The Colorado Ballet’s “The Wizard of Oz” landed at the Ellie Caulkins Opera House Friday night in a whirlwind of dance and theater.
The $1.1 million production was fruit of a unique collaboration of the Colorado Ballet, Kansas City Ballet and Winnipeg Royal Ballet. The trio certainly got its money’s worth.
So does the audience in a swirl of goofy-to-stylish costumes, video, puppets, dances both athletic and delicate, not to mention witches and monkeys and Dorothy flying above the stage.
How “Oz” came together
>> Read how the three-city partnership made “The Wizard of Oz” happen, flying monkeys and all.
There is a great appetite for story ballets and artistic directors know they fill seats. Not a fan, personally, too much pointing at the ring finger to show the prince must marry or clenching of hands and pounding of the chest to show the pleasant girl jilted by the duke has gone mad.
But in “Oz,” choreographer Septime Webre, who has been enamored with the story since he was a 12-year-old in South Texas, has chosen a tale so iconic that everyone in the audience knows it and not much explanation is needed, except, perhaps, for the youngest theatergoers.
Still, the storytelling is helped by the clever use of puppetry by Nicholas Mahon and video art by Aaron Rhyne. Mahon’s greatest contribution is a remarkable puppet of Dorothy’s dog. Thank goodness, Toto, you aren’t in Kansas anymore.
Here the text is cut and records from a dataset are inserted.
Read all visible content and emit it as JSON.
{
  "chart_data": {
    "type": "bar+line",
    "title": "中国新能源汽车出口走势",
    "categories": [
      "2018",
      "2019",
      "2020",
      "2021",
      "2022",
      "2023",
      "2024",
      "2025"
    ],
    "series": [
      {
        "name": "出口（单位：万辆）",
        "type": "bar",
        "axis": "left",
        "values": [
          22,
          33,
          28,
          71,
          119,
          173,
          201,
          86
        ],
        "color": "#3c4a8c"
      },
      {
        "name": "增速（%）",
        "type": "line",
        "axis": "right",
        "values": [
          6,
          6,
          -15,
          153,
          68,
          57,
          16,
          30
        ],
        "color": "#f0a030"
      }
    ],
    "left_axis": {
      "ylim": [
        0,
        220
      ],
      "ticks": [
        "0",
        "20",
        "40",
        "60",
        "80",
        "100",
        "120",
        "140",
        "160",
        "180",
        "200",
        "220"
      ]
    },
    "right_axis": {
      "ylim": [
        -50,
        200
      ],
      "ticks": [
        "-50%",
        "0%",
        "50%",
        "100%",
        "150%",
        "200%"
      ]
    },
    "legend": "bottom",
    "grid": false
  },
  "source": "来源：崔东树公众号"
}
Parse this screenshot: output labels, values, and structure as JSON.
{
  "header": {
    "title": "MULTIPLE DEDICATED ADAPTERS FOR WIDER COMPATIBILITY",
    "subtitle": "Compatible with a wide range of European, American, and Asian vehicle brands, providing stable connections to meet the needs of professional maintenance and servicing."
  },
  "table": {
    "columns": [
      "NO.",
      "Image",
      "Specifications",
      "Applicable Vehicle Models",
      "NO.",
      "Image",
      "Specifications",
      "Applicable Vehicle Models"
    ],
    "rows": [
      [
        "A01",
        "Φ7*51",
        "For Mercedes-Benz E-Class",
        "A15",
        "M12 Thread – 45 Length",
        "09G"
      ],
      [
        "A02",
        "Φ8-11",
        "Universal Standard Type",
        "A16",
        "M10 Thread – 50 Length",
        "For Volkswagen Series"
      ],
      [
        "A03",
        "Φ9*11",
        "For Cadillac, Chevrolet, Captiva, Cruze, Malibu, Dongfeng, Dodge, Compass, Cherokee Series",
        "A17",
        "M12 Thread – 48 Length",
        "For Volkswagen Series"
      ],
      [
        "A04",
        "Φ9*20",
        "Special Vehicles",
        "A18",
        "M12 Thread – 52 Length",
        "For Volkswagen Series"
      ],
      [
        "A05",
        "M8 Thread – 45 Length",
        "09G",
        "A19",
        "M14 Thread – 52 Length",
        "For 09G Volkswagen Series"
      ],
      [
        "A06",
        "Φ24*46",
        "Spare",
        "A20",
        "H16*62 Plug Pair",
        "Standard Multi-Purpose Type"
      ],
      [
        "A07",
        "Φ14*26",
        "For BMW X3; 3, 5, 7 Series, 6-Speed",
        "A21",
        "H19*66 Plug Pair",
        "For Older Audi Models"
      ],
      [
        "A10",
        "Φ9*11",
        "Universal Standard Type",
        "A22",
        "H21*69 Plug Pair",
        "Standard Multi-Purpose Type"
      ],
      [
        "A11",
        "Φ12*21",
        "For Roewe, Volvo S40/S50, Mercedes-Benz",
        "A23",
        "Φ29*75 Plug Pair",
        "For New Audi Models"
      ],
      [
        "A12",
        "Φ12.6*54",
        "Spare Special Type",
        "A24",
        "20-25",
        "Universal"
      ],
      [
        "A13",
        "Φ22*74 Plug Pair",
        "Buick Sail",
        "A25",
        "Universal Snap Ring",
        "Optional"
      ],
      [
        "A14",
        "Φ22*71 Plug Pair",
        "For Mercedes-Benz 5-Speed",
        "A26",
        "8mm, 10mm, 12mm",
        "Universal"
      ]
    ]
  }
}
The essence of a ballet is, however, the dancing. This is where, stripped of all the stagecraft, there were shining moments.
The first thing an Oz story needs is a good Dorothy and a bad Wicked Witch. This production has them in Dana Benton and Morgan Buchanan. While the movie Dorothy is always anxious, Benton’s Kansas farm girl seems to savor the adventure, which is good considering she is sucked up into the rafters by a tornado and snatched from the stage by Flying Monkeys.

Buchanan is a very good bad witch, and while her dances as Miss Gulch and the Wicked Witch are short, she makes the most of them, her haughtiness and menace helped by the theme music provided by Matthew Pierce, who composed the original score. Buchanan has wonderful stage presence and also flies around that stage a lot.
The biggest challenges were the ensemble dances. Munchkin Land seemed a little frenetic with driving music that didn’t feel munchkinesque.
The scene in the witch’s castle also was a little rushed, with Buchanan’s solo, a flying scarecrow, the fight over the witch’s broomstick and Dorothy tossing the pail of water — a vivid blue silk creation by Mahon — on the Wicked Witch all at a machine-gun pace.
More successful was the dreamy dance of the poppies. (This when Dorothy and her friends fall victim of a sleeping spell on the way to the Emerald City.)
The poppy dancers enter in line, each doing an arabesque, a nod to the entry of the shades in dream scene of the classic ballet “La Bayadère,” which also involves a sleeping dancer and poppies — though in that case in the form of opium.
The poppy dance is light and ethereal with Pierce’s music to match. The Emerald City is a giant disco, and here there is a quick nod to John Travolta in “Saturday Night Fever.” Great fun.
On the whole, Webre is most successful, and so are the dancers, with the smaller dances, the solos, pas de deux and pas de quatre.

Chandra Kuykendall, as the Emerald Ballerina, and Domenico Luciano, as her Emerald Officer, dance a lovely and elegant pas de deux to a beautiful tune. (Kudos to Kuykendall who also played Aunt Em and the Good Witch Glinda. Luciano doubled as Professor Marvel and the Wizard.)
The heart of the Oz story and this ballet is the relationship between Dorothy and her newfound friends, the Scarecrow, Tin Man and Cowardly Lion. It is here that some of the best dancing is done.
The Scarecrow (Nicolas Pelletier), the Tin Man, (Francisco Estevez), and the Lion, (Christopher Moulton) each had solos that established their character and gave them a theme song — each solo as good as the next.

Led by the lithe Benton, the quartet carries the story, and in many instances Benton, with extreme lifts and throws. Pelletier’s dancing is ropey, Estevez’s precise and machinelike, and Moulton oscillates between bravado and fear. In all, the four do what people hope to see when they go to the theater: create something special that lives on stage for a moment.
The “Wizard of Oz” opened in Kansas City in the fall and after its sold-out, 10-performance run in Denver it moves to Winnipeg in the spring. Since the Colorado Ballet owns a share of the production, one can only hope for an encore.